Sunday, May 03, 2015

IRS and US Museums Spring 2015

NEW YORK Tax Exposé Shows Private Museum Details
January 12, 2015 by Marion Maneker
Mitchell and Emily Rales
The past two weeks have seen an onslaught of art market coverage from the New York Times suggesting—if the magazine cover indicator is still in effect (the indicator says that when a subject becomes visible enough to warrant a magazine cover, it is sign the trend has already peaked)—we may already be past the top of the art market or interest in art.
The Times’s two previous stories were a provocative profile of collector Stefan Simchowitz and a summary of the trend toward auction houses providing direct guarantees to goose their profit margins while assuming greater risk.
This weekend it was time for another summary article. Patricia Cohen put together a very good round up of the issue surrounding private museums and their incredible growth over the last eight years. For those unfamiliar with the art world, this will be news. To the rest of us, the growth of private museums is part of what has been driving the art market, especially in the years since the credit crisis.
Here Cohen provides some useful context:
Collectors used to be able to donate works to a museum while keeping the art in their own homes while they were still alive.
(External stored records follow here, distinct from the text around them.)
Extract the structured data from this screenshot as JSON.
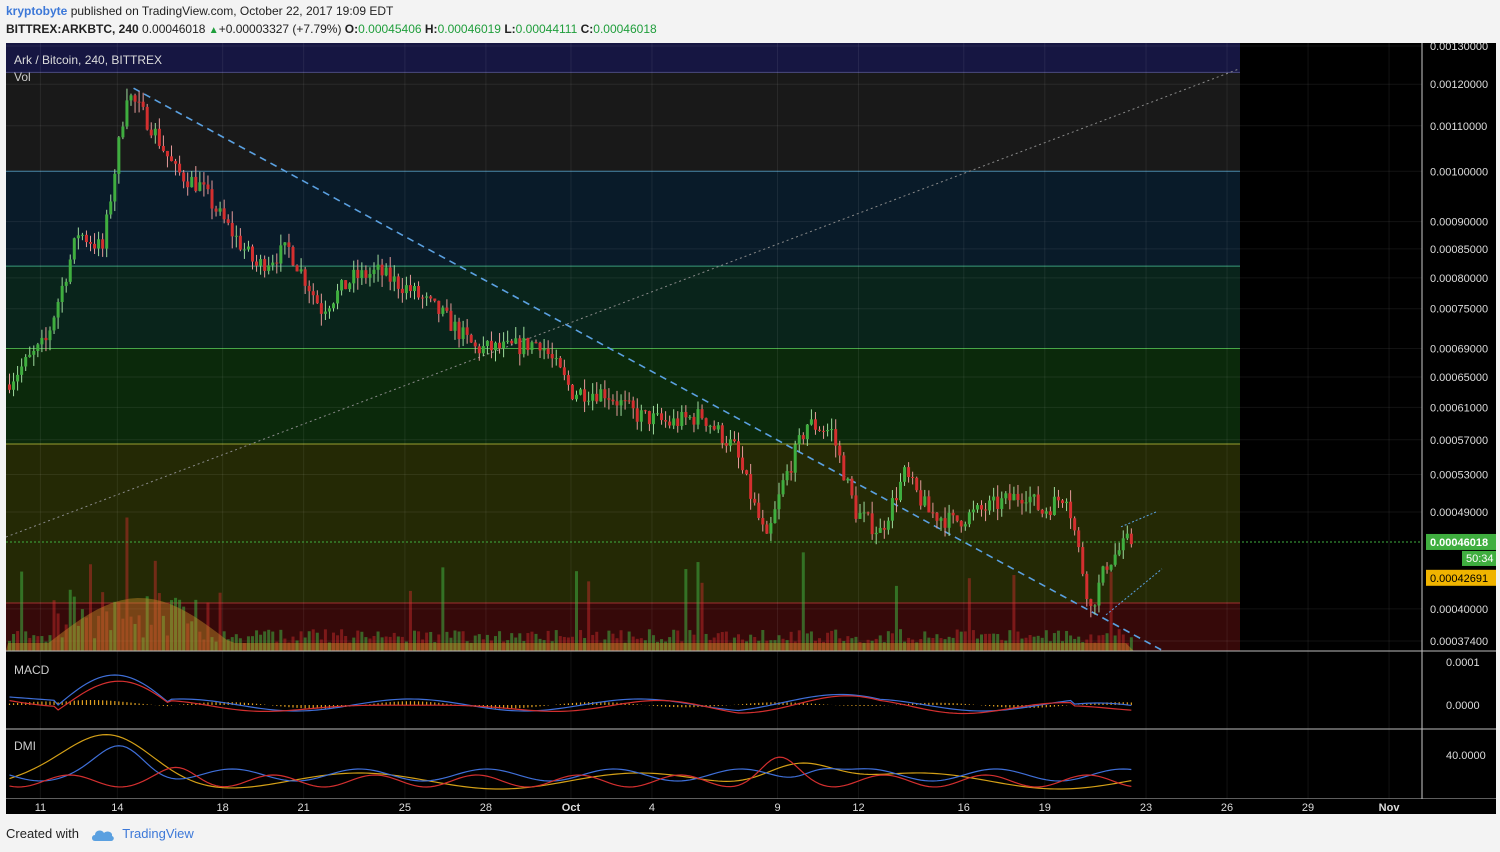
{
  "header": {
    "user": "kryptobyte",
    "published": "published on TradingView.com, October 22, 2017 19:09 EDT",
    "symbol": "BITTREX:ARKBTC, 240",
    "last": "0.00046018",
    "change": "+0.00003327 (+7.79%)",
    "o_label": "O:",
    "o": "0.00045406",
    "h_label": "H:",
    "h": "0.00046019",
    "l_label": "L:",
    "l": "0.00044111",
    "c_label": "C:",
    "c": "0.00046018"
  },
  "footer": {
    "created": "Created with",
    "brand": "TradingView"
  },
  "colors": {
    "up": "#3fae3f",
    "down": "#d32f2f",
    "trend": "#5aa0e0",
    "macd": "#3f6fd8",
    "signal": "#d32f2f",
    "dmi_plus": "#3f6fd8",
    "dmi_minus": "#d32f2f",
    "adx": "#d4a017"
  },
  "chart_data": {
    "type": "candlestick",
    "title": "Ark / Bitcoin, 240, BITTREX",
    "volume_label": "Vol",
    "macd_label": "MACD",
    "dmi_label": "DMI",
    "y_axis": {
      "scale": "log",
      "ticks": [
        "0.00130000",
        "0.00120000",
        "0.00110000",
        "0.00100000",
        "0.00090000",
        "0.00085000",
        "0.00080000",
        "0.00075000",
        "0.00069000",
        "0.00065000",
        "0.00061000",
        "0.00057000",
        "0.00053000",
        "0.00049000",
        "0.00040000",
        "0.00037400"
      ],
      "last_price_tag": "0.00046018",
      "countdown_tag": "50:34",
      "level_tag": "0.00042691"
    },
    "x_axis": {
      "ticks": [
        "11",
        "14",
        "18",
        "21",
        "25",
        "28",
        "Oct",
        "4",
        "9",
        "12",
        "16",
        "19",
        "23",
        "26",
        "29",
        "Nov"
      ]
    },
    "fib_levels": [
      0.00123,
      0.001,
      0.00082,
      0.00069,
      0.000565,
      0.000405
    ],
    "path_points": [
      {
        "t": 0,
        "p": 0.00064
      },
      {
        "t": 10,
        "p": 0.0007
      },
      {
        "t": 18,
        "p": 0.00088
      },
      {
        "t": 24,
        "p": 0.00085
      },
      {
        "t": 30,
        "p": 0.00118
      },
      {
        "t": 36,
        "p": 0.0011
      },
      {
        "t": 42,
        "p": 0.001
      },
      {
        "t": 48,
        "p": 0.00097
      },
      {
        "t": 54,
        "p": 0.0009
      },
      {
        "t": 62,
        "p": 0.00082
      },
      {
        "t": 70,
        "p": 0.00085
      },
      {
        "t": 78,
        "p": 0.00075
      },
      {
        "t": 86,
        "p": 0.0008
      },
      {
        "t": 92,
        "p": 0.00081
      },
      {
        "t": 100,
        "p": 0.00078
      },
      {
        "t": 108,
        "p": 0.00074
      },
      {
        "t": 116,
        "p": 0.00069
      },
      {
        "t": 124,
        "p": 0.00069
      },
      {
        "t": 132,
        "p": 0.0007
      },
      {
        "t": 140,
        "p": 0.00063
      },
      {
        "t": 148,
        "p": 0.00063
      },
      {
        "t": 156,
        "p": 0.0006
      },
      {
        "t": 164,
        "p": 0.00059
      },
      {
        "t": 172,
        "p": 0.0006
      },
      {
        "t": 180,
        "p": 0.00056
      },
      {
        "t": 188,
        "p": 0.00046
      },
      {
        "t": 192,
        "p": 0.00052
      },
      {
        "t": 198,
        "p": 0.00059
      },
      {
        "t": 204,
        "p": 0.00058
      },
      {
        "t": 210,
        "p": 0.00049
      },
      {
        "t": 216,
        "p": 0.00047
      },
      {
        "t": 222,
        "p": 0.00053
      },
      {
        "t": 228,
        "p": 0.00049
      },
      {
        "t": 234,
        "p": 0.00048
      },
      {
        "t": 240,
        "p": 0.00049
      },
      {
        "t": 246,
        "p": 0.0005
      },
      {
        "t": 252,
        "p": 0.00051
      },
      {
        "t": 256,
        "p": 0.00049
      },
      {
        "t": 262,
        "p": 0.00051
      },
      {
        "t": 268,
        "p": 0.0004
      },
      {
        "t": 272,
        "p": 0.00044
      },
      {
        "t": 277,
        "p": 0.00046018
      }
    ],
    "macd_axis_ticks": [
      "0.0001",
      "0.0000"
    ],
    "dmi_axis_ticks": [
      "40.0000"
    ]
  }
}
But a change in the tax law in 2006 outlawed the practice.
Although there are no verifiable figures on the precise number of private art museums and foundations in the United States, art advisers and tax experts who deal with wealthy collectors say the total is growing. “There’s definitely been a major uptick in this area,” said Adam von Poblitz, head of estate planning at Citi Private Bank and a tax expert. He said he was currently in discussions with a half-dozen families about creating private museums or private operating foundations for their art collections.
Even better are the asset figures that Cohen culled from tax filings. Mitchell Rales’s Glenstone museum has total assets (not all in art) valued at $702m; Peter Brant’s Greenwich foundation lists $93m; and Andrew Hall’s foundation in Vermont comes in at $38m.
Much of the reaction to the article depends upon the reader. That includes the way that private collections are presented in the article. Attendance figures for the Barnes Collection—which was moved to the center of Philadelphia for greater public access, a move opposed by many who primarily view art as a public trust—were offered in comparison to the limited access of the Brant and other foundations.
Art Collectors Gain Tax Benefits From Private Museums  (

2. NEW YORK - Tax Break Used by Investors in Flipping Art Faces Scrutiny
Introduced in the 1920s to ease the tax burden of farmers who wanted to swap property, it soon became a tool for real estate investors flipping, say, office buildings for shopping malls.
Now, this little-known provision in the tax code, known as a like-kind exchange, has become a popular tactic for a new niche of investors: buyers of high-end art who want to put off — and sometimes completely avoid — federal taxes when upgrading their Diebenkorns for Rothkos.
“You can defer millions of dollars of taxes,” said Josh Baer, an art adviser who helps clients take advantage of the tool.
The exchanges have become prevalent enough, and the cost to the government significant enough, that the Obama administration is seeking to eliminate them, a prospect causing no shortage of alarm in sectors of the art world... More

1 comment:

Joseph said...

Sorry, but I wish to argue certain points. Regarding keeping an object, there was a court case in the late 1980s involving a work which was negligently transferred to the donee (i.e., only when the IRS became involved, several years after the supposed donation). The Tax Court ruled no donation for that year (i.e., the year claimed, not the year actually given). As for "private" museums, they have been around for a long time. Think Frick, Freer, Carnegie, etc. The government does not abjure such museums, only that the rules and regs be followed. Too often I have seen private museums used as tax shelters for the 1%. That said, the US policy of allowing donors to create museums, or give things to specific collections, all while reaping a tax reward, brings more art to all of us 99%-ers. My feeling is that, if you do it right, and have a good collection,a donation is good for the country. But if it is crap stuff of little interest to anyone other than some self-entitled CEO, no deduction should be there. I haven't got a better way of evaluating that, which is why IRS has appraisers on its staff. But the standard for FMV is what is provable, not what is speculative. Sadly, the market is often rather behind the curve. A good appraiser can overcome that, but many poor appraisers do not. So how one writes the appraisal is paramount. But in my career I have seen so many that are far from that standard.